Green’s century means he now boasts an average of 67.50 in India to go along with averages of 51.66 in Pakistan and 34.66 in Sri Lanka.
In an area of the world where even veteran Australian players have traditionally struggled, Green lifted the lid on why he’s been able to find such success early on in his career.
”It’s probably down to a lot of practice,” he said at stumps.
“A lot of us junior cricketers come through Australia and get a chance to get on the MRF tours in Chennai. I went on two or three of those, so that was the experience that you can’t gain in Australia, so I’m incredibly grateful that we got the chance to do that.
“We’ve just got a really good group of players in the changing room that obviously share their knowledge of trips they’ve been on before, so all the information I’m getting from the boys is helping a lot.”
Green and Khawaja batted expertly with each other in their near-record stand, with the right-hander playing the role of the aggressor while the more experienced Khawaja played the accumulator.
“To be out there with Uzzie for my whole innings, he helped me so much out there,” Green said.
“Obviously he’s an experienced head and has played beautifully this whole series, so to bat with him was really special.”
Green’s dismissal after lunch brought with it a slew of wickets for India, with Australia’s final six wickets falling for 102 runs, a figure that was helped by a handy 70-run stand between Nathan Lyon (34) and Todd Murphy (41).
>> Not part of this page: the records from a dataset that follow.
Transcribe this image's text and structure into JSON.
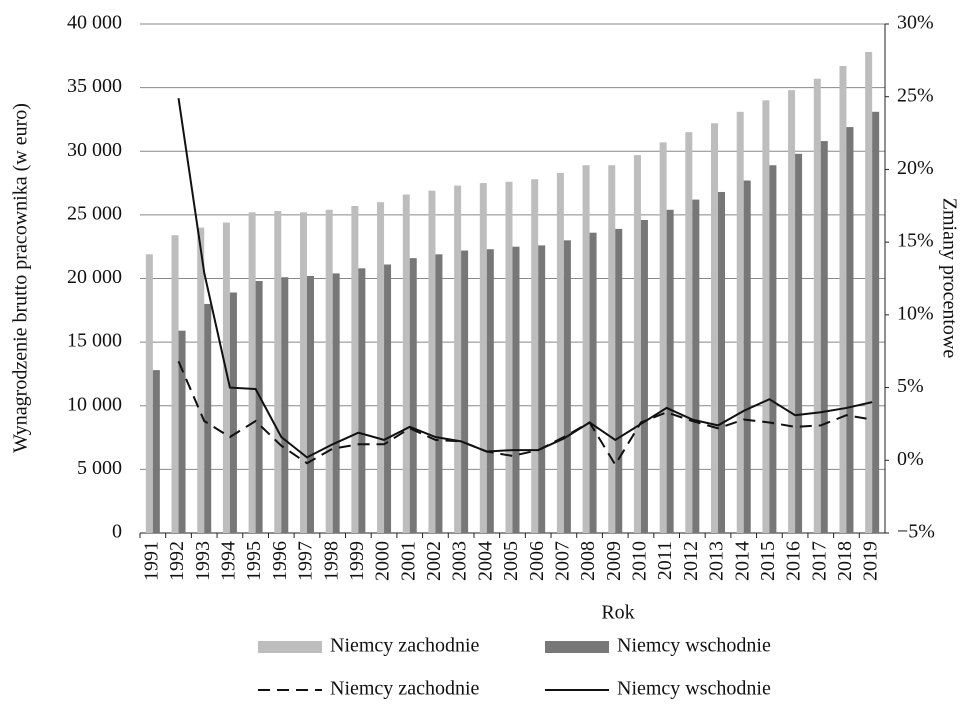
{
  "chart_data": {
    "type": "bar",
    "y_label": "Wynagrodzenie brutto pracownika (w euro)",
    "y2_label": "Zmiany procentowe",
    "x_label": "Rok",
    "categories": [
      "1991",
      "1992",
      "1993",
      "1994",
      "1995",
      "1996",
      "1997",
      "1998",
      "1999",
      "2000",
      "2001",
      "2002",
      "2003",
      "2004",
      "2005",
      "2006",
      "2007",
      "2008",
      "2009",
      "2010",
      "2011",
      "2012",
      "2013",
      "2014",
      "2015",
      "2016",
      "2017",
      "2018",
      "2019"
    ],
    "series": [
      {
        "name": "Niemcy zachodnie",
        "type": "bar",
        "color": "#bdbdbd",
        "values": [
          21900,
          23400,
          24000,
          24400,
          25200,
          25300,
          25200,
          25400,
          25700,
          26000,
          26600,
          26900,
          27300,
          27500,
          27600,
          27800,
          28300,
          28900,
          28900,
          29700,
          30700,
          31500,
          32200,
          33100,
          34000,
          34800,
          35700,
          36700,
          37800
        ]
      },
      {
        "name": "Niemcy wschodnie",
        "type": "bar",
        "color": "#777777",
        "values": [
          12800,
          15900,
          18000,
          18900,
          19800,
          20100,
          20200,
          20400,
          20800,
          21100,
          21600,
          21900,
          22200,
          22300,
          22500,
          22600,
          23000,
          23600,
          23900,
          24600,
          25400,
          26200,
          26800,
          27700,
          28900,
          29800,
          30800,
          31900,
          33100
        ]
      },
      {
        "name": "Niemcy zachodnie",
        "type": "line",
        "dashed": true,
        "axis": "y2",
        "color": "#111111",
        "values": [
          null,
          6.8,
          2.7,
          1.6,
          2.7,
          1.0,
          -0.2,
          0.8,
          1.1,
          1.1,
          2.2,
          1.4,
          1.3,
          0.6,
          0.3,
          0.7,
          1.6,
          2.6,
          -0.3,
          2.6,
          3.3,
          2.7,
          2.2,
          2.8,
          2.6,
          2.3,
          2.4,
          3.1,
          2.8
        ]
      },
      {
        "name": "Niemcy wschodnie",
        "type": "line",
        "dashed": false,
        "axis": "y2",
        "color": "#111111",
        "values": [
          null,
          24.9,
          12.9,
          5.0,
          4.9,
          1.6,
          0.2,
          1.1,
          1.9,
          1.4,
          2.3,
          1.6,
          1.3,
          0.6,
          0.7,
          0.7,
          1.5,
          2.6,
          1.4,
          2.5,
          3.6,
          2.8,
          2.4,
          3.4,
          4.2,
          3.1,
          3.3,
          3.6,
          4.0
        ]
      }
    ],
    "ylim": [
      0,
      40000
    ],
    "yticks": [
      0,
      {
        "value": 5000,
        "label": "5 000"
      },
      {
        "value": 10000,
        "label": "10 000"
      },
      {
        "value": 15000,
        "label": "15 000"
      },
      {
        "value": 20000,
        "label": "20 000"
      },
      {
        "value": 25000,
        "label": "25 000"
      },
      {
        "value": 30000,
        "label": "30 000"
      },
      {
        "value": 35000,
        "label": "35 000"
      },
      {
        "value": 40000,
        "label": "40 000"
      }
    ],
    "y2lim": [
      -5,
      30
    ],
    "y2ticks": [
      {
        "value": -5,
        "label": "−5%"
      },
      {
        "value": 0,
        "label": "0%"
      },
      {
        "value": 5,
        "label": "5%"
      },
      {
        "value": 10,
        "label": "10%"
      },
      {
        "value": 15,
        "label": "15%"
      },
      {
        "value": 20,
        "label": "20%"
      },
      {
        "value": 25,
        "label": "25%"
      },
      {
        "value": 30,
        "label": "30%"
      }
    ],
    "grid": true
  }
}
Ravichandran Ashwin was by far the pick of India’s bowlers, taking the 32nd five-wicket haul of his career as he finished with figures of 6-91 in 47.2 gruelling overs.
Australia’s final wicket left India’s opening pair of Rohit Sharma and Shubman Gill an uncomfortable period of 10 overs to bat at the end of the day.
Sharma and Gill looked assured at the crease, with Gill’s six over Nathan Lyon’s head in the final over a sign of how much batters are still able to trust the wicket.
“It’s a very good wicket,” Green admitted.
“I think you’ve got to swallow your ego a bit (and say) if you get hit for a couple of beautiful shots, then so be it.
“I think tomorrow will probably just be a bit of a holding role for myself and I’ll let the spinners go to work.”
India will hope that the wicket holds up for the majority of day three as they attempt to run down Australia’s total.
As they did in the third Test, Australia will hope Lyon can run rings around the Indian batting order and spin the tourists to another victory.